Singapore-based medical robotics company EndoMaster has closed a S$20.5 million ($14.6 million) Series B funding round. No investors were disclosed. 

Among the largest investments in local medical technology (medtech) companies in the city-state, the Thursday announcement sees the firm, which has developed proprietary robotic technology and algorithms, preparing to launch its product in Europe in late 2018. The funding was initially reported by The Business Times

EndoMaster was developed by Prof Louis Phee from Nanyang Technological University and Prof Ho Khek Yu from National University of Singapore.

It has earlier received funding under the Strategic Research Programme for Biomedical Sciences Translational & Clinical Research (TCR), the S&T2010 TCR flagship programme for Singapore Gastric Cancer Consortium, and NRF’s Proof-of-Concept grant scheme. It had also secured a grant for $373,000 from Spring Singapore in August 2012.

Among its existing investors are NTUitive Pte Ltd. and Japan’s Hoya Corporation, a Japanese manufacturing company for optical products listed on the Tokyo Stock Exchange.

The company, that is a spin-off by Nanyang Technological University (NTU) and the National University of Singapore (NUS), aims to surpass S$100 million in revenue within five years of its product launching in European markets. 

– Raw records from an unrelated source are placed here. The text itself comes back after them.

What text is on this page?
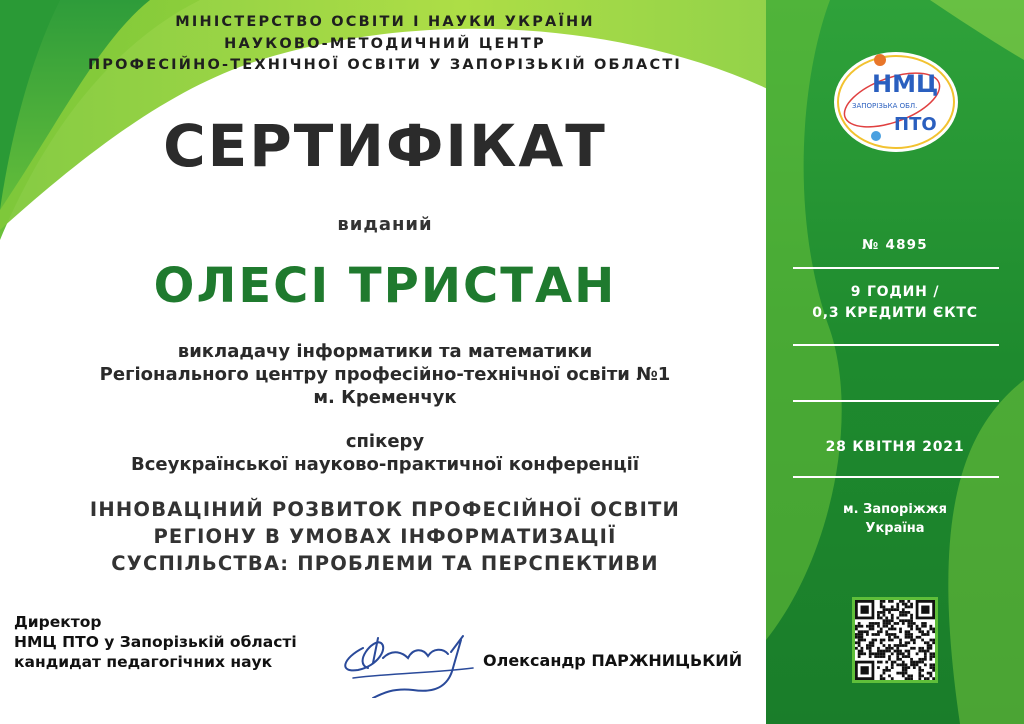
МІНІСТЕРСТВО ОСВІТИ І НАУКИ УКРАЇНИ
НАУКОВО-МЕТОДИЧНИЙ ЦЕНТР
ПРОФЕСІЙНО-ТЕХНІЧНОЇ ОСВІТИ У ЗАПОРІЗЬКІЙ ОБЛАСТІ
СЕРТИФІКАТ
виданий
ОЛЕСІ ТРИСТАН
викладачу інформатики та математики
Регіонального центру професійно-технічної освіти №1
м. Кременчук
спікеру
Всеукраїнської науково-практичної конференції
ІННОВАЦІНИЙ РОЗВИТОК ПРОФЕСІЙНОЇ ОСВІТИ
РЕГІОНУ В УМОВАХ ІНФОРМАТИЗАЦІЇ
СУСПІЛЬСТВА: ПРОБЛЕМИ ТА ПЕРСПЕКТИВИ
Директор
НМЦ ПТО у Запорізькій області
кандидат педагогічних наук	Олександр ПАРЖНИЦЬКИЙ
НМЦ
ЗАПОРІЗЬКА ОБЛ.
ПТО
№ 4895
9 ГОДИН /
0,3 КРЕДИТИ ЄКТС
28 КВІТНЯ 2021
м. Запоріжжя
Україна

The venture has developed a novel robotic-assisted surgical system that combines minimally invasive endoscopic surgery with intuitive robotic-assisted surgery. This enables surgeons to perform incision-less surgeries, which could previously be performed by open and laparoscopic surgery.

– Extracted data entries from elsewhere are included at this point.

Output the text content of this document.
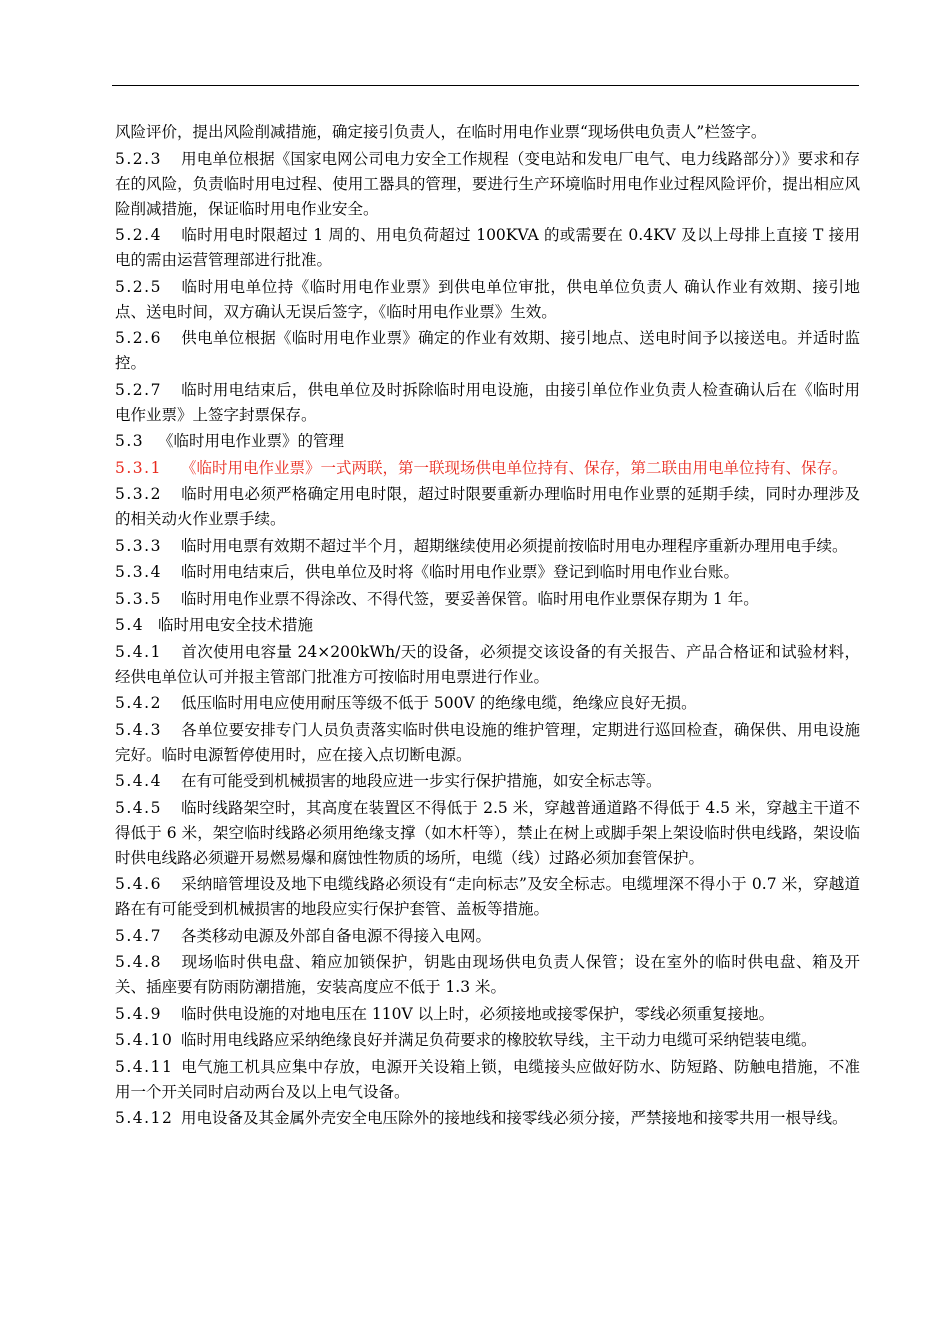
风险评价，提出风险削减措施，确定接引负责人，在临时用电作业票“现场供电负责人”栏签字。

5.2.3 用电单位根据《国家电网公司电力安全工作规程（变电站和发电厂电气、电力线路部分）》要求和存在的风险，负责临时用电过程、使用工器具的管理，要进行生产环境临时用电作业过程风险评价，提出相应风险削减措施，保证临时用电作业安全。

5.2.4 临时用电时限超过 1 周的、用电负荷超过 100KVA 的或需要在 0.4KV 及以上母排上直接 T 接用电的需由运营管理部进行批准。

5.2.5 临时用电单位持《临时用电作业票》到供电单位审批，供电单位负责人 确认作业有效期、接引地点、送电时间，双方确认无误后签字，《临时用电作业票》生效。

5.2.6 供电单位根据《临时用电作业票》确定的作业有效期、接引地点、送电时间予以接送电。并适时监控。

5.2.7 临时用电结束后，供电单位及时拆除临时用电设施，由接引单位作业负责人检查确认后在《临时用电作业票》上签字封票保存。

5.3 《临时用电作业票》的管理

5.3.1 《临时用电作业票》一式两联，第一联现场供电单位持有、保存，第二联由用电单位持有、保存。

5.3.2 临时用电必须严格确定用电时限，超过时限要重新办理临时用电作业票的延期手续，同时办理涉及的相关动火作业票手续。

5.3.3 临时用电票有效期不超过半个月，超期继续使用必须提前按临时用电办理程序重新办理用电手续。

5.3.4 临时用电结束后，供电单位及时将《临时用电作业票》登记到临时用电作业台账。

5.3.5 临时用电作业票不得涂改、不得代签，要妥善保管。临时用电作业票保存期为 1 年。

5.4 临时用电安全技术措施

5.4.1 首次使用电容量 24×200kWh/天的设备，必须提交该设备的有关报告、产品合格证和试验材料，经供电单位认可并报主管部门批准方可按临时用电票进行作业。

5.4.2 低压临时用电应使用耐压等级不低于 500V 的绝缘电缆，绝缘应良好无损。

5.4.3 各单位要安排专门人员负责落实临时供电设施的维护管理，定期进行巡回检查，确保供、用电设施完好。临时电源暂停使用时，应在接入点切断电源。

5.4.4 在有可能受到机械损害的地段应进一步实行保护措施，如安全标志等。

5.4.5 临时线路架空时，其高度在装置区不得低于 2.5 米，穿越普通道路不得低于 4.5 米，穿越主干道不得低于 6 米，架空临时线路必须用绝缘支撑（如木杆等），禁止在树上或脚手架上架设临时供电线路，架设临时供电线路必须避开易燃易爆和腐蚀性物质的场所，电缆（线）过路必须加套管保护。

5.4.6 采纳暗管埋设及地下电缆线路必须设有“走向标志”及安全标志。电缆埋深不得小于 0.7 米，穿越道路在有可能受到机械损害的地段应实行保护套管、盖板等措施。

5.4.7 各类移动电源及外部自备电源不得接入电网。

5.4.8 现场临时供电盘、箱应加锁保护，钥匙由现场供电负责人保管；设在室外的临时供电盘、箱及开关、插座要有防雨防潮措施，安装高度应不低于 1.3 米。

5.4.9 临时供电设施的对地电压在 110V 以上时，必须接地或接零保护，零线必须重复接地。

5.4.10 临时用电线路应采纳绝缘良好并满足负荷要求的橡胶软导线，主干动力电缆可采纳铠装电缆。

5.4.11 电气施工机具应集中存放，电源开关设箱上锁，电缆接头应做好防水、防短路、防触电措施，不准用一个开关同时启动两台及以上电气设备。

5.4.12 用电设备及其金属外壳安全电压除外的接地线和接零线必须分接，严禁接地和接零共用一根导线。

It works by using a flexible endoscope to reach the site of interest, with the surgeon controlling two robotic arms using two corresponding handles on a user console. These robotic arms act as an extension of the surgeon’s arms and can perform complex surgeries with precision and manoeuvrability due to the precise translation of dexterity and triangulation afforded by the system.

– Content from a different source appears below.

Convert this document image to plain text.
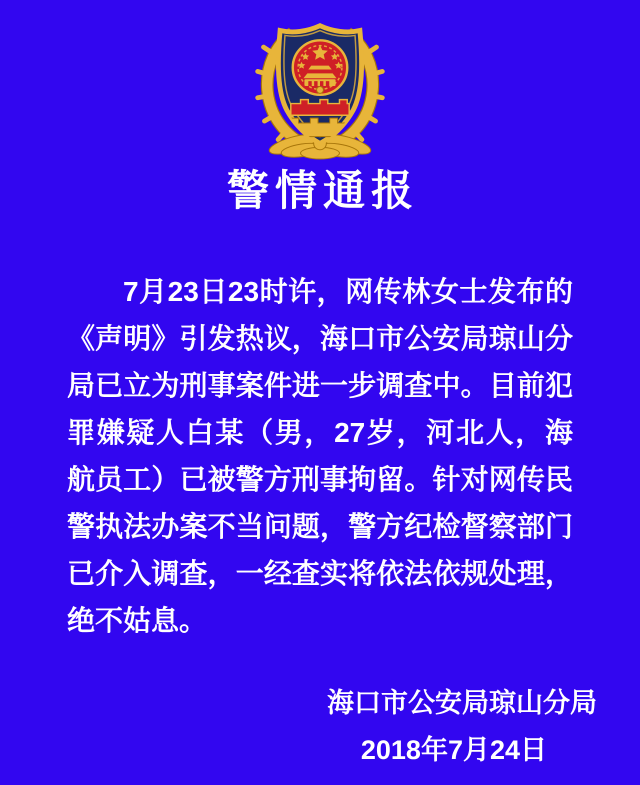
警情通报

7月23日23时许，网传林女士发布的《声明》引发热议，海口市公安局琼山分局已立为刑事案件进一步调查中。目前犯罪嫌疑人白某（男，27岁，河北人，海航员工）已被警方刑事拘留。针对网传民警执法办案不当问题，警方纪检督察部门已介入调查，一经查实将依法依规处理，绝不姑息。

海口市公安局琼山分局
2018年7月24日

According to the company, this results in less trauma and no scarring of the patient, shorter procedure and healing time, and a significantly lower risk of complications. The system’s ease of use allows wider access to less experienced surgeons, and also translates to a higher patient throughput for hospitals.

The company reports that its device can reduce surgery time to less than an hour and has conducted clinical trials that cuts the complications rate to below 5 per cent.